Obama imbocca un finale di mandato guerresco in Iraq e Libia
Roma. Il presidente americano, Barack Obama, imbocca un finale di presidenza anomalo. A meno di nove mesi dalle elezioni di novembre, quando ormai il tempo rimasto per intraprendere iniziative in politica estera si è assottigliato troppo, Obama aumenta la presenza militare americana in medio oriente e in generale contro lo Stato islamico – cambiando rotta rispetto al passato recente. Ora che ha ottenuto l’accordo storico con l’Iran sul programma nucleare – che lui spera rappresenterà la sua eredità in politica estera per gli anni a venire, quindi l’evento per cui sarà ricordato – è costretto ad affrontare le contingenze, prima su tutte il terrorismo. Giovedì ha incontrato i suoi consiglieri per la sicurezza nazionale per decidere come “fermare l’espansione dello Stato islamico in Libia”, secondo il resoconto che fa Reuters. Nelle settimane precedenti, dice il New York Times senza offrire una data precisa, c’è stata una riunione uguale per discutere la situazione in Iraq, ed è stata decisa un’altra mini escalation delle forze americane: centinaia di istruttori, consiglieri e forze speciali in più saranno mandati in Iraq per accelerare la guerra contro lo Stato islamico. Nell’estate 2014 i soldati americani mandati in fretta in Iraq, all’apice dell’offensiva dello Stato islamico, erano circa 300. Adesso sono 3.700 e diventeranno 4.500, quindi circa un decimo rispetto ai cinquantamila che furono lasciati nel paese tra l’agosto 2010, quando Obama ordinò un ritiro parziale delle truppe – parziale per mantenere un minimo di sicurezza nell’ambito dell’operazione “Nuova Alba” – e il dicembre 2011, quando avvenne il ritiro definitivo. Adesso a ogni nuova rotazione c’è un aumento di soldati.
Ieri il segretario alla Difesa, Ashton Carter, ha detto che il Pentagono spinge perché sia Raqqa sia Mosul, le due capitali dello Stato islamico in Siria e in Iraq, siano riprese entro la fine dell’anno. “L’ordine – ha detto in un’intervista alla radio Npr – arriva direttamente dal presidente Obama”. Si tratta di una scadenza incredibilmente ambiziosa.
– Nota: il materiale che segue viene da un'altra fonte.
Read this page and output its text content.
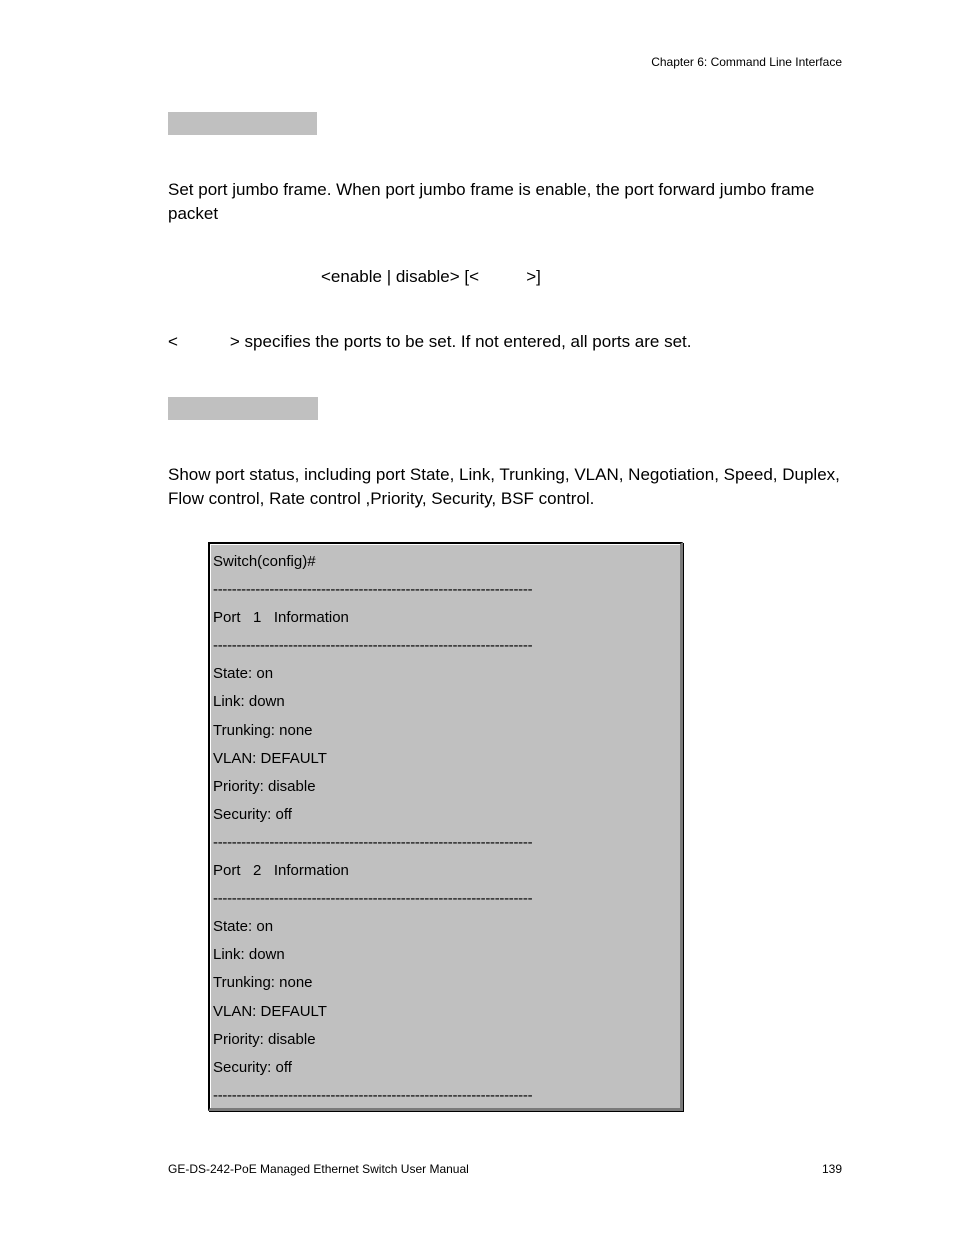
Chapter 6: Command Line Interface
Set port jumbo frame. When port jumbo frame is enable, the port forward jumbo frame packet
<enable | disable> [<          >]
<           > specifies the ports to be set. If not entered, all ports are set.
Show port status, including port State, Link, Trunking, VLAN, Negotiation, Speed, Duplex, Flow control, Rate control ,Priority, Security, BSF control.
Switch(config)#
--------------------------------------------------------------------
Port   1   Information
--------------------------------------------------------------------
State: on
Link: down
Trunking: none
VLAN: DEFAULT
Priority: disable
Security: off
--------------------------------------------------------------------
Port   2   Information
--------------------------------------------------------------------
State: on
Link: down
Trunking: none
VLAN: DEFAULT
Priority: disable
Security: off
--------------------------------------------------------------------
GE-DS-242-PoE Managed Ethernet Switch User Manual	139
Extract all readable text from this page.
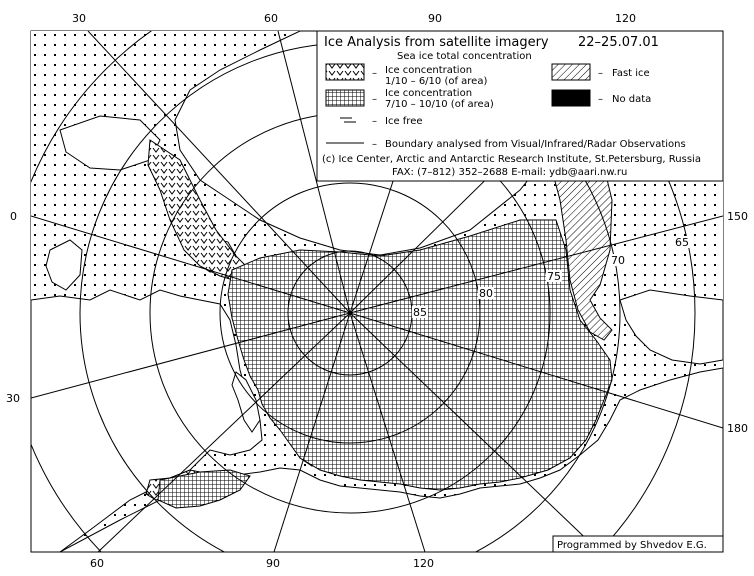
30	60	90	120
0
30
150
180
60	90	120
85
80
75
70
65
Ice Analysis from satellite imagery 22–25.07.01
Sea ice total concentration
– Ice concentration
1/10 – 6/10 (of area)
–
Ice concentration
7/10 – 10/10 (of area)
– Ice free
– Fast ice
– No data
– Boundary analysed from Visual/Infrared/Radar Observations
(c) Ice Center, Arctic and Antarctic Research Institute, St.Petersburg, Russia
FAX: (7–812) 352–2688 E-mail: ydb@aari.nw.ru
Programmed by Shvedov E.G.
Nel 2015 i piani per riprendere Mosul sono finiti nel cestino a maggio, quando lo Stato islamico ha preso la città di Ramadi, riportando indietro il calendario delle operazioni di un intervallo di tempo indefinito. Ora che Ramadi è stata quasi ripresa, l’intenzione di arrivare a Mosul nel 2016 potrebbe essere meno irrealistica – dove il “quasi” riferito a Ramadi è dovuto al fatto che la città è un deserto di edifici distrutti ed è ancora contesa tra l’esercito iracheno e squadre fantasma di guerriglieri islamisti.
[**Video_box_2**]Questa accelerazione di fine mandato si nota sul campo. Dal Kurdistan iracheno arrivano sempre più testimonianze – e prove video – a proposito di operazioni delle forze speciali americane che preparano l’approccio a Mosul. Dalla Siria la settimana scorsa è arrivata la notizia dell’ampliamento della base di Rumailan, in area curda – adesso sarà in grado di far atterrare grossi aerei da carico americani, poco a nord di Raqqa. In Libia l’Amministrazione è decisa ad agire contro lo Stato islamico “entro poche settimane” ma in coordinamento con altri, Italia e Francia in testa. Mercoledì il portavoce del Pentagono, Peter Cook, ha spiegato che (come si sapeva già) alcuni soldati delle forze speciali americane sono già in Libia per prendere contatto con le fazioni governative locali. Washington potrebbe essere anticipata in Libia da altri governi che si muovono in maniera autonoma: si moltiplicano gli avvistamenti di droni sul territorio dello Stato islamico e si parla, senza conferme definitive, di operazioni dell’aviazione francese, da sola o assieme all’Egitto.